To see their demands met, 87 percent of the students polled said that they are willing to hold out at the protest sites in Admiralty and Mong Kok for more than a year, while 93 percent of them said that they would simply pack up and move to a new location if Hong Kong police do unceremoniously thump them out.
Indeed, with an unusual display of brutality, Hong Kong police battered and bloodied unarmed protesters with their batons and riot gear, and very nearly succeeded in clearly the protesters from Causeway Bay and Mong Kok in the third week of the demonstrations.
The protesters eventually rallied, and managed to reclaim the protest site in Mong Kok on Oct. 17.
To a casual observer, the students resilience in the face of police violence and government apathy looks almost foolhardy, especially when considering their seemingly idealistic demands.
After all, the Hong Kong government is on Beijing’s side and totally unsympathetic to the students’ demands, and the Chinese communist regime is dead set on not fulfilling its promise to introduce democratic reform to the former British colony.
But for the youths of Hong Kong, getting their democratic rights now is a very real, pragmatic step towards securing their future.
The rising prices and growing income inequality in Hong Kong doesn’t affect the ever-increasing number of tycoons, but is already causing problems for the young people who are just starting out in their careers.
“Job prospects are depressing; rents and real estate are beyond most young people’s means,” notes Scholarism student leader Joshua Wong in an interview with New York Times.

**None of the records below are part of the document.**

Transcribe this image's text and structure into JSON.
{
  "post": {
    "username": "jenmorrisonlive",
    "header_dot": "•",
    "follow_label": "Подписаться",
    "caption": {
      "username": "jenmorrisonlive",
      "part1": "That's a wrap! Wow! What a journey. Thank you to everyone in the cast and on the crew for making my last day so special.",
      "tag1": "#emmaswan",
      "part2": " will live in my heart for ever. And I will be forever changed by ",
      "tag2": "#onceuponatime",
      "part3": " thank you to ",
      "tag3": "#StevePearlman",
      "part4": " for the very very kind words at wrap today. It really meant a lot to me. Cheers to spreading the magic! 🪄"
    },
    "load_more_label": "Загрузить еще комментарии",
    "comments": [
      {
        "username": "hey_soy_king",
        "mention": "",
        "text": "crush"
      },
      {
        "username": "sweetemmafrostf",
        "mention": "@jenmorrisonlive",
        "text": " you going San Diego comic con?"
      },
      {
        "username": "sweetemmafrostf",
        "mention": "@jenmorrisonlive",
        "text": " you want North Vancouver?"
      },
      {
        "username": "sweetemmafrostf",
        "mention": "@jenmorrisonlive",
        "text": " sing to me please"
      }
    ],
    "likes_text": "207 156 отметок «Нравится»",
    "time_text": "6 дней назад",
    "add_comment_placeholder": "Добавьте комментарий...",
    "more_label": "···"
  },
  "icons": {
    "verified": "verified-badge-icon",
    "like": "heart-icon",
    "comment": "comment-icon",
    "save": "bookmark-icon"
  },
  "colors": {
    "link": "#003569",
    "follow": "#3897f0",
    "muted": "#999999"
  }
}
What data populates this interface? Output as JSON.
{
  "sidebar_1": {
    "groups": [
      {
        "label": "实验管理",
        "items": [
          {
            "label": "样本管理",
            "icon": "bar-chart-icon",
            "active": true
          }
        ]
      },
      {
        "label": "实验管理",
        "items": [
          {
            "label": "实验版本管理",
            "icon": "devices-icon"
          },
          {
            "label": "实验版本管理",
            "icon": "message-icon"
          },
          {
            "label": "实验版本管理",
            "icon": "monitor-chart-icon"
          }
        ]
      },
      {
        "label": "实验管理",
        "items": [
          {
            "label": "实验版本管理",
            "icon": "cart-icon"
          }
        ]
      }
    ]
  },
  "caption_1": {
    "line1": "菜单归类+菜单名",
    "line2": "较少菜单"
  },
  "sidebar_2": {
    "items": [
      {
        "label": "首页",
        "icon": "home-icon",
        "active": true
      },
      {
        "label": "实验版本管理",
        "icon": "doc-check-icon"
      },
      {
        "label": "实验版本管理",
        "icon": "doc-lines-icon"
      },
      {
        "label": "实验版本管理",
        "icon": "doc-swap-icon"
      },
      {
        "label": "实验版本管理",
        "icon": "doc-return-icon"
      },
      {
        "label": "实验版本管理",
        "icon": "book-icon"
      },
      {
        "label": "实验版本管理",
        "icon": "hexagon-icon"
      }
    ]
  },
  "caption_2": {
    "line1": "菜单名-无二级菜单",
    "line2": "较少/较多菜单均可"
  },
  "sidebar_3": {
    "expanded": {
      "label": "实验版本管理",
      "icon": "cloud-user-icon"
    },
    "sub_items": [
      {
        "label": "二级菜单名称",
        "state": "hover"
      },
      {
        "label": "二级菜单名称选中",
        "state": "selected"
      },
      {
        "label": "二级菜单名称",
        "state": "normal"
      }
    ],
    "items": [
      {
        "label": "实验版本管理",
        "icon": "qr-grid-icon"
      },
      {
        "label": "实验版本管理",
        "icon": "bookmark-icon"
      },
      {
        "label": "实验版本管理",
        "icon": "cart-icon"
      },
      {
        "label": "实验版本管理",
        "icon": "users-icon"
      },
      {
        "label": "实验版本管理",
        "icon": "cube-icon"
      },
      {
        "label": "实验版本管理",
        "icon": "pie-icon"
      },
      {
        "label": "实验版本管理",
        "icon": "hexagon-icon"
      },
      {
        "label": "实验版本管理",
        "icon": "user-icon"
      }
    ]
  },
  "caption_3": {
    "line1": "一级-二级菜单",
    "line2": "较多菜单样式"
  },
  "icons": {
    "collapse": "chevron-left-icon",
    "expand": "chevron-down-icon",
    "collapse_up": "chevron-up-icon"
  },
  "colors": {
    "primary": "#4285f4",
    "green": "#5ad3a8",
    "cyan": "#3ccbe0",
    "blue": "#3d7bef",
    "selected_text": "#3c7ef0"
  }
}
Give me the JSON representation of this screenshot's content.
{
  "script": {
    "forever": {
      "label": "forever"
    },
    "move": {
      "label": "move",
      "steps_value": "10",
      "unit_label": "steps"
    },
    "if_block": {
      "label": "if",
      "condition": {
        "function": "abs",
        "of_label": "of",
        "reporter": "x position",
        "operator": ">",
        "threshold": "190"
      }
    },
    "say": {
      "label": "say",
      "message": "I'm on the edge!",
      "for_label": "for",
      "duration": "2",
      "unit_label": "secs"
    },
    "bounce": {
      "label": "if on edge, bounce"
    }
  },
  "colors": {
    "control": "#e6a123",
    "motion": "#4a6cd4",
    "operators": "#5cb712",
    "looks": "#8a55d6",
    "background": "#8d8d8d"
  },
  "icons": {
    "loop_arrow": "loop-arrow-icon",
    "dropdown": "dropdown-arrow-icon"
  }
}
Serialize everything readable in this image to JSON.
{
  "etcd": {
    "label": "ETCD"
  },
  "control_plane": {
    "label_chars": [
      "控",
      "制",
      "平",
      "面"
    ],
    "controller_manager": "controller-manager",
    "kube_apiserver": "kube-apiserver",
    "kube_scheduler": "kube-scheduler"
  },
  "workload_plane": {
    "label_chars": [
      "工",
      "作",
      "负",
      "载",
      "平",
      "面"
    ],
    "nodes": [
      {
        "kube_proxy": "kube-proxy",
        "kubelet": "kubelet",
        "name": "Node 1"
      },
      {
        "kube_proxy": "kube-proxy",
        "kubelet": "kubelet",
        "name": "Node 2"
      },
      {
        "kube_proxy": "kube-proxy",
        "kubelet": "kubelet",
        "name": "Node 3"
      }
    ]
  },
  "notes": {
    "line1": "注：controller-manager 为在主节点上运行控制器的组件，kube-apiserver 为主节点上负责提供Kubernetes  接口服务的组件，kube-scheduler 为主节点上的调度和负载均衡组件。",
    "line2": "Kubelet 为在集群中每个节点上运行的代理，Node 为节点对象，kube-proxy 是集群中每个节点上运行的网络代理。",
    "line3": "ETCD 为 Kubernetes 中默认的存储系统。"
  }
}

“The city’s wealth gap is cavernous.
“My generation could be the first in Hong Kong to be worse off than our parents,” adds the 18-year-old, who is arguably the most famous face in the Umbrella Movement.
Hong Kong’s income inequality will only exacerbate in the future, and will be made worse Hong Kong’s serious fertility problem.
According to the Hong Kong government’s estimates, “elderly dependents” (those ages 65 and above) will make up almost half of Hong Kong’s seven million population, and this will place a heavy burden on this batch of protesting students to care for them both physically and financially.
With such a “bleak economic situation” to look forward to, no wonder the youths of Hong Kong are refusing to leave the streets until their cries are heard and acted upon before its too late.
Perhaps Wong best sums up the hopes of Hong Kong’s students: “In a world where ideas and ideals flow freely, we want what everybody else in an advanced society seems to have: a say in our future.”